Blas
Last updated on 2024-02-06 | Edit this page
Overview
Questions
- How much can parallel libraries improve time to solution for your program?
Objectives
- Introduce the Basic Linear Algebra Subroutines (BLAS)
- Show that BLAS routines are used from R for statistical calculations
- Demonstrate that parallelisation can improve time to solution
Introduction
R
library(flexiblas)
flexiblas_avail()
flexiblas_version()
flexiblas_current_backend()
flexiblas_list()
flexiblas_list_loaded()
getthreads = function() {
flexiblas_get_num_threads()
}
setthreads = function(thr, label = "") {
cat(label, "Setting", thr, "threads\n")
flexiblas_set_num_threads(thr)
}
setback = function(backend, label = "") {
cat(label, "Setting", backend, "backend\n")

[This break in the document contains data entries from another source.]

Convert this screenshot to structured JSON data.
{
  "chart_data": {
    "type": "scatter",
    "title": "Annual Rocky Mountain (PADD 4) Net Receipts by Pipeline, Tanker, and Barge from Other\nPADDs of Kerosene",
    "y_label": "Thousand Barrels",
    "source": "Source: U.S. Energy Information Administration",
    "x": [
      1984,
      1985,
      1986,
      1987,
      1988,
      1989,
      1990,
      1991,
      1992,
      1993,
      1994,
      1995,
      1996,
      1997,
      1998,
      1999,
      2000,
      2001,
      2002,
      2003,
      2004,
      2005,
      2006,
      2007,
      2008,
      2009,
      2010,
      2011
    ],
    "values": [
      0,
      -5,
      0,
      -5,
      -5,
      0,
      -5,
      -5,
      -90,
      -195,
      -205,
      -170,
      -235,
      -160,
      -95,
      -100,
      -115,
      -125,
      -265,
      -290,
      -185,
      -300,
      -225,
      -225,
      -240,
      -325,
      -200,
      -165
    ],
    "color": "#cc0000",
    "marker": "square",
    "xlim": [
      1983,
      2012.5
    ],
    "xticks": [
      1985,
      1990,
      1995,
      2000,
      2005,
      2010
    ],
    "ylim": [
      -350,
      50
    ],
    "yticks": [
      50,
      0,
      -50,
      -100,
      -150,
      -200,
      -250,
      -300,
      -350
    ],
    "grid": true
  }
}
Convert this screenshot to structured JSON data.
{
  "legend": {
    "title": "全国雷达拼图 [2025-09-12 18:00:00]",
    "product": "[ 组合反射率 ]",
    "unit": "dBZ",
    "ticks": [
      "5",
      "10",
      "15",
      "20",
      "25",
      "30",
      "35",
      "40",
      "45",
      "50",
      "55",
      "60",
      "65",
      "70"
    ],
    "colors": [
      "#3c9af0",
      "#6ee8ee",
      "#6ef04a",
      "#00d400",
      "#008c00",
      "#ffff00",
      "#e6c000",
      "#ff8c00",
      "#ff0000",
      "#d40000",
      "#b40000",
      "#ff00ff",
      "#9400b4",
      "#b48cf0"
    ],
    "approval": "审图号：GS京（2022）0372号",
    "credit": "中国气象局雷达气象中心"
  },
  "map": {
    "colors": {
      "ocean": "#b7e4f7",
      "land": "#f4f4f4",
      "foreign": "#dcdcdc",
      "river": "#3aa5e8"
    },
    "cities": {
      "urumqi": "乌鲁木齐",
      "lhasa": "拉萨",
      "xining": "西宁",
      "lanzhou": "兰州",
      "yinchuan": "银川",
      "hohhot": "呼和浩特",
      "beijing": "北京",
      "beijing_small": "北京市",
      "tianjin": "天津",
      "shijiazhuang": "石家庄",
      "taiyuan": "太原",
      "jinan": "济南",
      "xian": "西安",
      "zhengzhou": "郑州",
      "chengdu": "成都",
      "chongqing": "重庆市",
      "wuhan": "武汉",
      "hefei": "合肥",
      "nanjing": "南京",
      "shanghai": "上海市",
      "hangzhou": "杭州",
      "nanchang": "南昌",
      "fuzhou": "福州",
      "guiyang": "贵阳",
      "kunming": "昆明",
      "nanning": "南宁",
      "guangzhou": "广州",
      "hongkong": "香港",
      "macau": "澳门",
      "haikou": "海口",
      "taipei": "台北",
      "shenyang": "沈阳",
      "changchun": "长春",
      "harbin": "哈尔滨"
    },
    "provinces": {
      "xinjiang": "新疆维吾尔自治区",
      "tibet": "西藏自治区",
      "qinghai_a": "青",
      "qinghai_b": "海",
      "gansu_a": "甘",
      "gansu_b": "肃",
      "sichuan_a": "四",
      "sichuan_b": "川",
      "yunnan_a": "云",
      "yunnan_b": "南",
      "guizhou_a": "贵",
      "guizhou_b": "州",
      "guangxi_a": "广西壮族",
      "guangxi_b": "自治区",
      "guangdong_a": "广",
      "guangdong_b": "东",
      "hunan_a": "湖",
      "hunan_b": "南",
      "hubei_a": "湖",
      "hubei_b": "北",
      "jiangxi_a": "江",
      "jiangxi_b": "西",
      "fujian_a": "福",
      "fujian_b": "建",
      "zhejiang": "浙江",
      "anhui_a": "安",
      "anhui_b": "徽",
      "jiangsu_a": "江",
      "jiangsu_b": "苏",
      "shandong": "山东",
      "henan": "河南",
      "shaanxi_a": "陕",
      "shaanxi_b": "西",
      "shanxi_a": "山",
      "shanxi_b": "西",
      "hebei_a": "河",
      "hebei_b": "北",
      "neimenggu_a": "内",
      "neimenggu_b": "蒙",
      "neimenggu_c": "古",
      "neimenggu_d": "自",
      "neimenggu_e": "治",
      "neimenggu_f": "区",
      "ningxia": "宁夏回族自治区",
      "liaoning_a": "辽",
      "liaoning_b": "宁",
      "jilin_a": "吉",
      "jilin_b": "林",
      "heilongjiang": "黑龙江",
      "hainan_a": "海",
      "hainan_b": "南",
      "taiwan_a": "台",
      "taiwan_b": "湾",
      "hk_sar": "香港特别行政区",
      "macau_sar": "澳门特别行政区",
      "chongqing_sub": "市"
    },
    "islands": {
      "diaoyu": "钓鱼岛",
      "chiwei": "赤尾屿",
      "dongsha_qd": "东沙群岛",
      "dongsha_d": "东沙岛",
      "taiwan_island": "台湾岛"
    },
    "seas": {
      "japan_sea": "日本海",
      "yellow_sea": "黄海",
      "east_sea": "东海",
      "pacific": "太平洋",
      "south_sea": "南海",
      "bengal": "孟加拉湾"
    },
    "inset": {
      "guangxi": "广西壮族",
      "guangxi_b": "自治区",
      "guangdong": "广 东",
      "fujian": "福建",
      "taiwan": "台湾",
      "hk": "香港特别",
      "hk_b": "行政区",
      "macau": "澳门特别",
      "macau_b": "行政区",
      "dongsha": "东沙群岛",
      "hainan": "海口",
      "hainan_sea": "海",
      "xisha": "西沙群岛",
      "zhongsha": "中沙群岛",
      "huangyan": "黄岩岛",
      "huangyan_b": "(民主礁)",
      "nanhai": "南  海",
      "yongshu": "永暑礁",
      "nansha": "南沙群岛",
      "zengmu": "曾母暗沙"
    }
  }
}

flexiblas_switch(flexiblas_load_backend(backend))
}
#' PT
#' A function to time one or more R expressions after setting the number of
#' threads available to the BLAS library.
#'
#' !!
#' DO NOT USE PT RECURSIVELY
#'
#' Use:
#' variable-for-result = PT(your-num-threads, a-quoted-text-comment, {
#' expression
#' expression
#' ...
#' expression-to-assign
#' })
PT = function(threads, text = "", expr) {
setthreads(threads, label = text)
print(system.time({result = {expr}}))
result
}
R
source("flexiblas_setup.R")
memuse::howbig(5e4, 2e3)
parallel::detectCores()
x = matrix(rnorm(1e8), nrow = 5e4, ncol = 2e3)
beta = rep(1, ncol(x))
err = rnorm(nrow(x))
y = x %*% beta + err
data = as.data.frame(cbind(y, x))
names(data) = c("y", paste0("x", 1:ncol(x)))
setback("OPENBLAS")
# qr --------------------------------------
for(i in 0:4) {
setthreads(2^i, "qr")
print(system.time((qr(x, LAPACK = TRUE))))
}
# prcomp --------------------------------------
for(i in 0:4) {
setthreads(2^i, "prcomp")
print(system.time((prcomp(x))))
}
# princomp --------------------------------------
for(i in 0:4) {
setthreads(2^i, "princomp")
print(system.time((princomp(x))))
}
# crossprod --------------------------------------
for(i in 0:5) {
setthreads(2^i, "crossprod")
print(system.time((crossprod(x))))
}
# %*% --------------------------------------------
for(i in 0:5) {
setthreads(2^i, "%*%")
print(system.time((t(x) %*% x)))
}
BASH
#!/bin/bash
#SBATCH -J flexiblas
#SBATCH -A CSC489
#SBATCH -p batch
#SBATCH --nodes=1
#SBATCH --mem=0
#SBATCH -t 00:15:00
#SBATCH -e ./flexiblas.e
#SBATCH -o ./flexiblas.o
#SBATCH --open-mode=truncate
## assumes this repository was cloned in your home area
cd ~/R4HPC/code_3
pwd
## modules are specific to andes.olcf.ornl.gov
module load openblas/0.3.17-omp
module load flexiblas
flexiblas add OpenBLAS $OLCF_OPENBLAS_ROOT/lib/libopenblas.so
export LD_PRELOAD=$OLCF_FLEXIBLAS_ROOT/lib64/libflexiblas.so
module load r
echo -e "loaded R with FlexiBLAS"
module list
Rscript flexiblas_bench.R
BASH
#!/bin/bash
#PBS -N fx
#PBS -l select=1:ncpus=128,walltime=00:50:00
#PBS -q qexp
#PBS -e fx.e
#PBS -o fx.o
cd ~/R4HPC/code_3
pwd
module load R
echo "loaded R"
time Rscript flexiblas_bench2.R